For the other direction, note that in chapter I, section $7$ of Spin Geometry by Lawson and Michelsohn, they construct $k$ linearly independent vector fields $V_1, \dots, V_k$ on $S^n$ when $\mathbb{R}^{n+1}$ is a $Cl_k$-module. Moreover, these vectors fields satisfy $V_i(-x) = -V_i(x)$ and hence descend to $k$ linearly independent vector fields on $\mathbb{RP}^n$.

They then show how to determine the largest $k$ such that $\mathbb{R}^{n+1}$ is a $Cl_k$-module, i.e. the largest number of linearly independent vector fields on $S^n$ (and hence $\mathbb{RP}^n$) which can be constructed this way. They show it is equal to $\rho(n+1) - 1$ where $\rho(n)$ denotes the $n^{\text{th}}$ Radon-Hurwitz number which is defined as follows: if $n = 2^{4a + b}c$ where $a, b, c$ are non-negative integers, $0 \leq b \leq 3$ and $c$ is odd, then $\rho(n) = 2^b + 8a$. Therefore $i(S^n), i(\mathbb{RP}^n) \geq \rho(n+1) - 1$.

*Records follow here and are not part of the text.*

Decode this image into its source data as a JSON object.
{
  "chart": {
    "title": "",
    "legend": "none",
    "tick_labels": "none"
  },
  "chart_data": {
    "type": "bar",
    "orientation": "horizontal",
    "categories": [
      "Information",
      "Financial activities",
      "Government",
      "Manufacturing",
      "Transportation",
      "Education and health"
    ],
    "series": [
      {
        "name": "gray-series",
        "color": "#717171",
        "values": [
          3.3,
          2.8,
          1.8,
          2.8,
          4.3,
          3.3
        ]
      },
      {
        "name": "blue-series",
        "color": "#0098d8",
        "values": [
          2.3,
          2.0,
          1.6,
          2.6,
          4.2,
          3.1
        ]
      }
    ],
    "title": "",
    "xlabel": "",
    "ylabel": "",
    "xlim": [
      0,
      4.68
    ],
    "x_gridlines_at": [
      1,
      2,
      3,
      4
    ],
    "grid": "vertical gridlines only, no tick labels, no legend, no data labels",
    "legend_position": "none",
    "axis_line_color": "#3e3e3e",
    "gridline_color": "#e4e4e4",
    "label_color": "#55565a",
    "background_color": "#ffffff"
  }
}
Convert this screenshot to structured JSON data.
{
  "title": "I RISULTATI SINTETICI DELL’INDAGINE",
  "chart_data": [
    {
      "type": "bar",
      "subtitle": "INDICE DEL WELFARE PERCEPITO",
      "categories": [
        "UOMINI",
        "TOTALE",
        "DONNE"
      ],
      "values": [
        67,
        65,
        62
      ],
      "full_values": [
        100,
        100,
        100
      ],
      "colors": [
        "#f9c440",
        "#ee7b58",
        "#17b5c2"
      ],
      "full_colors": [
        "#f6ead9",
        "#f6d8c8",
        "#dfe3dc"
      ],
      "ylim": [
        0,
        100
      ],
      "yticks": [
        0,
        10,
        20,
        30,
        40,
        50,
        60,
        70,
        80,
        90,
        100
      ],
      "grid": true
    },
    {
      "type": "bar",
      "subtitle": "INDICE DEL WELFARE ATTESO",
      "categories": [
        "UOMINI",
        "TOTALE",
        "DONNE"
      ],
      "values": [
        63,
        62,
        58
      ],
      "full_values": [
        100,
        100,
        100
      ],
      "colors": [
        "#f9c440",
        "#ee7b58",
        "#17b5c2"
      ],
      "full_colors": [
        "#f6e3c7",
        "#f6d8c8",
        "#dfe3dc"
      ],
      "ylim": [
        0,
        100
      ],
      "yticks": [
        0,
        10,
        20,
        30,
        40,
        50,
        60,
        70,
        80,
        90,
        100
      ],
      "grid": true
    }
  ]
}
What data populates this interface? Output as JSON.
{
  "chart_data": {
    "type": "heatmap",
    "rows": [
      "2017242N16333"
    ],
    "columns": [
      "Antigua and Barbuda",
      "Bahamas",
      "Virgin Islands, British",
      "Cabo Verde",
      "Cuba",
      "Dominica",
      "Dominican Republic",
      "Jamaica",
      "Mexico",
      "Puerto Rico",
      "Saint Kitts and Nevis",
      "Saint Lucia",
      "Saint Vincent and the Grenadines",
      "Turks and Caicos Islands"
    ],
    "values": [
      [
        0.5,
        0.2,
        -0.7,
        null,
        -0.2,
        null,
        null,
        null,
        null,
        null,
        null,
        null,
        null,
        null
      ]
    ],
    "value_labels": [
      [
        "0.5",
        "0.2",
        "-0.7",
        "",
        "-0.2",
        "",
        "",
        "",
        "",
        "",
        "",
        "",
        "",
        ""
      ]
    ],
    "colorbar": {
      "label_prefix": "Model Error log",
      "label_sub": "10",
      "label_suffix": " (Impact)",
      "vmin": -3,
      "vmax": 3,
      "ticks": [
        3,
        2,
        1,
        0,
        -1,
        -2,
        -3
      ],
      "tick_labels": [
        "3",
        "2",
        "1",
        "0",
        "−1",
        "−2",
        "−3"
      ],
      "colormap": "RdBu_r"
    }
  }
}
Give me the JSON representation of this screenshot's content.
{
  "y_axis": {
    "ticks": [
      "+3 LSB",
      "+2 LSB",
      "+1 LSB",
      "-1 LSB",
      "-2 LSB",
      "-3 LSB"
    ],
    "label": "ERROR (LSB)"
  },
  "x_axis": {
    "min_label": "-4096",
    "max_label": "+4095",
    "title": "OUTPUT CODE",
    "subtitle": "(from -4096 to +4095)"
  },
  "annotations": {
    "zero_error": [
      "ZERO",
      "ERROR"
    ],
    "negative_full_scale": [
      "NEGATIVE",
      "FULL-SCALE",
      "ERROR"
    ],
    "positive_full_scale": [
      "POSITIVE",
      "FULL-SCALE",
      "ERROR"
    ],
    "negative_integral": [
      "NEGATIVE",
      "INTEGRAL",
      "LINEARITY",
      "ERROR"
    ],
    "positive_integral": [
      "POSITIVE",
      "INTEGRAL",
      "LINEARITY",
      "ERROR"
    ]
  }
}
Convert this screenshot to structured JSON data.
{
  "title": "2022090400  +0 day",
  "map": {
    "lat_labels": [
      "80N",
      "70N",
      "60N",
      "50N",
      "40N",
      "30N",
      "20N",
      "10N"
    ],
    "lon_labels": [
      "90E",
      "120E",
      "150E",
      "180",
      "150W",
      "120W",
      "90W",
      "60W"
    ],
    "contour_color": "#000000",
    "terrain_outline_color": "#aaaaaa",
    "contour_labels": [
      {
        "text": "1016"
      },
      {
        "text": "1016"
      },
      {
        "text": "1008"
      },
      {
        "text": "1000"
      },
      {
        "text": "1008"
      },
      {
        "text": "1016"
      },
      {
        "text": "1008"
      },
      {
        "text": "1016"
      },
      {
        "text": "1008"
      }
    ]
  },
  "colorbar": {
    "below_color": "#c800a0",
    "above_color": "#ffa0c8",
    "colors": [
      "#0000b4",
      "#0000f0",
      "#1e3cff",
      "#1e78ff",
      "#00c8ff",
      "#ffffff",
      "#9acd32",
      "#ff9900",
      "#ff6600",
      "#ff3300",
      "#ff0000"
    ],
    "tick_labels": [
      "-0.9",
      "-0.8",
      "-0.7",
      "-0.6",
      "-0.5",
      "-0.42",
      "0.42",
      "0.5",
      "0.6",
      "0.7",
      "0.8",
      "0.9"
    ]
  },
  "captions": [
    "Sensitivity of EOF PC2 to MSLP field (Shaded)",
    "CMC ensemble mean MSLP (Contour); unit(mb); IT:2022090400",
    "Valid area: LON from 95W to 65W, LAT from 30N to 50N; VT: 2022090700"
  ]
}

The final piece of the puzzle is the result by Adams which states that there are at most $\rho(n + 1) - 1$ linearly independent vector fields on $S^n$ so $i(S^n) = \rho(n+1) - 1$. But we also have $\rho(n + 1) - 1 = i(S^n) \geq i (\mathbb{RP}^n) \geq \rho(n+1) - 1$, so $i(\mathbb{RP}^n) = \rho(n+1) - 1$. Therefore, $i(S^n) = i(\mathbb{RP}^n)$.

Adams' result is very difficult, so it may seem that there is a more elementary argument to show that $i(S^n) = i(\mathbb{RP}^n)$. Note however that the equality $i(M) = i(M/\Gamma)$ does not hold in general, so an argument specific to this case was needed. For example, the two-dimensional torus is a double cover of the Klein bottle, and while the torus admits two linearly independent vector fields (i.e. it is parallelisable), the Klein bottle only admits one (it admits at least one as $\chi(K) = 0$, but it can't admit two as it is non-orientable). That is, $i(S^1\times S^1) = 2$ and $i(K) = 1$, so $i(S^1\times S^1) \neq i(K)$.